角落里,一个身形精瘦的汉子忽然出列,声音象是在砂纸上磨过一样粗粝:“金人远道而来,利在速战,所恃者唯有一股锐气。若集结重兵扼守京口峡口,再以舟师截断江面补给,不用十日,饿也能饿死这帮畜生。”
说话的是吴玠。
他那一身甲胄都磨白了边,那是常年在西北跟西夏人死磕留下的印记。
赵构眼皮一跳。这才是人话。
“准!”赵构猛地起身,动作大得带翻了手边的茶盏,“即日起,设‘江南行营大都督府’,朕自任大都督。吴玠!”
“臣在!”
“命你为前军都统制,统辖沿江诸部,即刻整军备战!”
“臣领旨!”
吴玠答应得干脆,旁边刘光世的脸却黑成了锅底。
他斜眼瞅着赵构,手下意识地捂住了腰间的虎符,皮笑肉不笑地哼道:“官家,易帅调兵,按祖制得有枢密院文书和兵部勘合。如今这兵荒马乱的,手续不全,臣麾下的兄弟怕是认不得新面孔。”
这是明摆着耍无赖了。
那两万淮西兵是他的私产,是他保命的本钱,到了谁手里也不如捏在自己手心踏实。
赵构盯着刘光世那只死死护着虎符的手,眼神象是在看一个死人。
但他没发作,这时候杀大将,那是逼着下面人造反。
“刘卿说得有理,祖制不可废。”赵构甚至还冲他笑了笑,转身对外喊道,“大伴,拟旨。”
康履弓着身子小跑进来。
“传令下去,朕开内库,凡愿入新军杀贼者,无论原属何部,每人先发两贯安家钱,领一副精铁甲。每斩金兵首级一级,赏钱十贯,授良田二十亩,当场兑现!”
刘光世脸上的横肉猛地抽搐了一下。
这招太毒了。
大宋的兵,说是当兵,其实跟叫花子没两样,平日里被主官喝兵血、吃空饷,早就饿得眼冒金星。
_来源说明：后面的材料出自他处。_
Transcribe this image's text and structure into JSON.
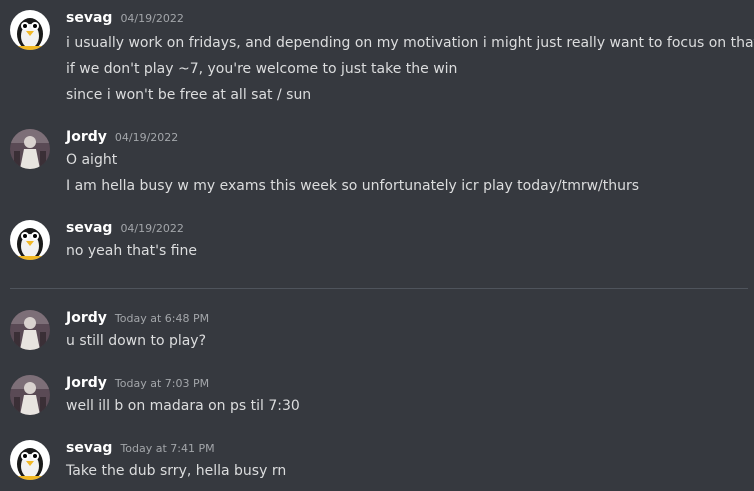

跟他们讲忠君爱国那是扯淡,但讲钱、讲地,那就是再生父母。
不出半日,临安城南的大校场就炸了锅。
原本刘光世大营门口还站着百十号亲兵把守,等到那装着铜钱的大车往校场上一推,“哗啦”一声倒出来堆成小山,那些亲兵手里的长枪当场就扔了。
什么祖制?
什么太尉?
在真金白银和那二十亩能传给儿孙的良田面前,全是狗屁。
到了黄昏时分,刘光世的大营空得能跑马,除了几个家将,两万多号人全跑光了。
气得这位刘太尉在帅帐里摔了一地的瓷器,却连个屁都不敢放。
人是招来了,可看着眼前这三千多号衣衫褴缕、站没站相的“壮士”,赵构眉头皱得能夹死苍蝇。
“李显忠!”
“末将在!”
“给你三天,练不出个人样来,朕唯你是问。”
李显忠也不含糊,当场就把那套从西军里带出来的狠招搬了出来。
十人一伍,五十人一队,不练花架子,就练三样:跑得快、爬得高、听得懂锣鼓点。
“都给老子听好了!”李显忠手里提着根沾了盐水的皮鞭,站在高台上吼,“不想死的就给老子跑!跑最后的没饭吃,跑第一的吃肉!想拿那二十亩地,就得有命花!”
与此同时,城南原本废弃的一处库房里,此刻却是热火朝天,叮叮当当的打铁声震得屋瓦都在颤。
全城的铁匠都被赵构给抓了壮丁。
工部那几个老吏本来还要按老规矩搞什么“征发”,被赵构一脚踹开。
他直接拍板:按件计酬。
打一把好刀给一百文,打坏了扣钱。
那些铁匠一个个光着膀子,汗流浃背,眼睛里却冒着光。
这辈子给官家干活,还是头一回见着现钱。
赵构也没闲着,他蹲在炉子边,手里拿着炭笔在地上画图。
“这里,加个风箱,双向进气。”他指着那个老掉牙的鼓风炉,对几个老铁匠比划,“别用蛮力拉,加个踏板,用脚踩,风力能大一倍。”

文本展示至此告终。